Bono e Assange: Dois documentário e duas performances sobre verdade, dor e identidade | Festival de Cannes 2025
Nos dias mais intensos e simbólicos do Festival de Cannes 2025, houve ainda espaço para os importantes ‘guilty pleasures’ do crítico. Assistir a dois documentários aparentemente díspares que revelaram um elo inesperado: a necessidade urgente de dizer a verdade — seja com uma canção ou com uma fuga de informação: “Bono: Stories of Surrender”, de Andrew Dominik e “The Six Billion Dollar Man”, de Eugene Jarecki, estarão os dois em breve no streaming ou nas salas de cinema.
De um lado, “Bono: Stories of Surrender”, de Andrew Dominik (“Blonde”), que regista o monólogo musical do vocalista dos U2, que transforma memórias pessoais em arte confessional. Do outro, “The Six Billion Dollar Man”, de Eugene Jarecki (“The King”, sobre Elvis Presley), que projeta na tela a complexa figura de Julian Assange, num retrato incisivo sobre jornalismo, poder e liberdade. Ambos estrearam fora da competição oficial, mas ocupam o centro emocional e político desta 78ª edição do Festival de Cannes 2025.
“Bono: Stories of Surrender”: quando a fama se torna vulnerável
Baseado na digressão intimista e no livro autobiográfico “Surrender: 40 Canções, Uma História”, Andrew Dominik assina um documentário que vai muito além de um simples concerto filmado. Num palco minimalista e filmado maioritariamente a preto e branco, Bono expõe a alma: fala da mãe que perdeu cedo, da relação complicada com o pai, da fé cristã, de cirurgias que quase o derrubaram e do amor resiliente por Alison, a sua companheira de vida. O que poderia ser apenas mais um exercício de egotrip, torna-se um ato de entrega emocional. Dominik, habituado a filmar lendas em crise (de Marilyn Monroe a Nick Cave), adota uma estética entre o teatral e o documental, amplificando o poder da palavra e da música. Ao lado de uma pequena equipa de músicos, Bono revisita clássicos dos U2 com novos arranjos e uma nova carga emocional. Ainda que a ausência dos outros membros da banda pese, é justamente essa solidão em palco que o documentário transforma em força. Uma confissão pública com encenação, mas com verdade nos silêncios. (Estreia a 30 de maio na (Apple TV+)
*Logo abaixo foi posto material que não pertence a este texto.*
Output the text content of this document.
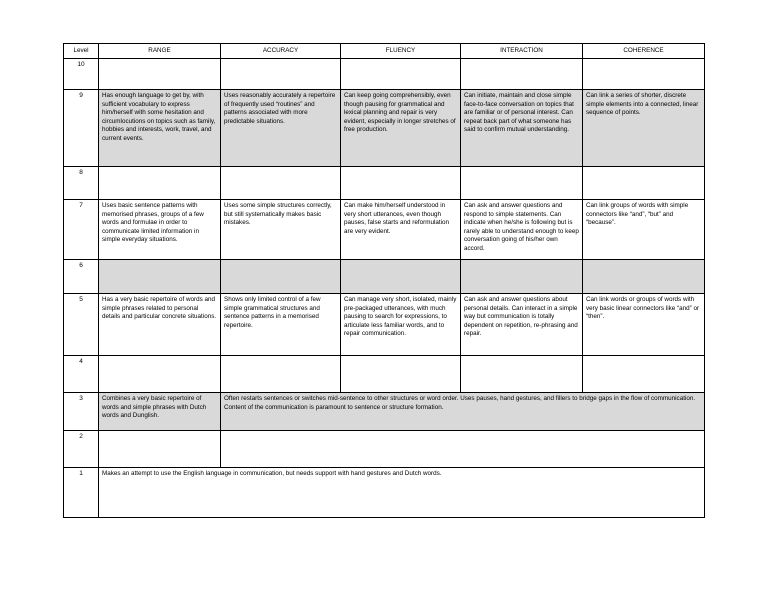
Level	RANGE	ACCURACY	FLUENCY	INTERACTION	COHERENCE
10					
9	Has enough language to get by, with sufficient vocabulary to express him/herself with some hesitation and circumlocutions on topics such as family, hobbies and interests, work, travel, and current events.	Uses reasonably accurately a repertoire of frequently used “routines” and patterns associated with more predictable situations.	Can keep going comprehensibly, even though pausing for grammatical and lexical planning and repair is very evident, especially in longer stretches of free production.	Can initiate, maintain and close simple face-to-face conversation on topics that are familiar or of personal interest. Can repeat back part of what someone has said to confirm mutual understanding.	Can link a series of shorter, discrete simple elements into a connected, linear sequence of points.
8					
7	Uses basic sentence patterns with memorised phrases, groups of a few words and formulae in order to communicate limited information in simple everyday situations.	Uses some simple structures correctly, but still systematically makes basic mistakes.	Can make him/herself understood in very short utterances, even though pauses, false starts and reformulation are very evident.	Can ask and answer questions and respond to simple statements. Can indicate when he/she is following but is rarely able to understand enough to keep conversation going of his/her own accord.	Can link groups of words with simple connectors like “and”, “but” and “because”.
6					
5	Has a very basic repertoire of words and simple phrases related to personal details and particular concrete situations.	Shows only limited control of a few simple grammatical structures and sentence patterns in a memorised repertoire.	Can manage very short, isolated, mainly pre-packaged utterances, with much pausing to search for expressions, to articulate less familiar words, and to repair communication.	Can ask and answer questions about personal details. Can interact in a simple way but communication is totally dependent on repetition, re-phrasing and repair.	Can link words or groups of words with very basic linear connectors like “and” or “then”.
4					
3	Combines a very basic repertoire of words and simple phrases with Dutch words and Dunglish.	Often restarts sentences or switches mid-sentence to other structures or word order. Uses pauses, hand gestures, and fillers to bridge gaps in the flow of communication. Content of the communication is paramount to sentence or structure formation.			
2					
1	Makes an attempt to use the English language in communication, but needs support with hand gestures and Dutch words.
“The Six Billion Dollar Man”: a verdade como ameaça
Se Bono se despe perante uma plateia em nome da empatia, Julian Assange regressa ao centro das atenções num gesto de alto risco. “The Six Billion Dollar Man”, o novo documentário de Eugene Jarecki, apresentado em Cannes após ter sido adiado em Sundance — diz-se por aí, que teve de cortar algumas sequências incómodas — acompanha os últimos anos de vida do fundador do WikiLeaks — desde a sua detenção até à libertação, em 2024, num acordo judicial com os EUA. Assange esteve presente em Cannes, na apresentação do filme de Jarencki. A sua presença marca um grito contra a erosão da liberdade de imprensa. Jarecki rejeita hagiografias fáceis e constrói um retrato em camadas: o visionário da transparência, o fugitivo perseguido, o homem destruído pelo sistema e, finalmente, o pai que regressa ao convívio da família após mais de uma década isolado. O documentário não é apenas sobre Assange, mas sobre o estado do jornalismo mundial. Jarecki acusa os grandes media de se renderem aos interesses económicos e políticos, abandonando os whistleblowers à sua sorte. Ao lado de Assange, nomes como Edward Snowden e Chelsea Manning, entre outros surgem como símbolos de um tempo em que dizer a verdade é um ato de resistência.
VÊ TRAILER DE “BONO: STORIES OF SURRENDER”
Verdade, performance e resistência
Apesar das diferenças formais e temáticas, “Bono: Stories of Surrender” e “The Six Billion Dollar Man” dialogam naquilo que têm de mais profundo: ambos são exercícios de exposição, de coragem e de vulnerabilidade. Um em nome da arte; outro em nome da democracia. Se Dominik nos lembra que mesmo as estrelas de rock têm cicatrizes que precisam de ser contadas, Jarecki alerta para o preço brutal de se querer contar a verdade no mundo real. Ambos os filmes provam que não há nada mais político do que a intimidade, nem nada mais íntimo do que a luta pela verdade.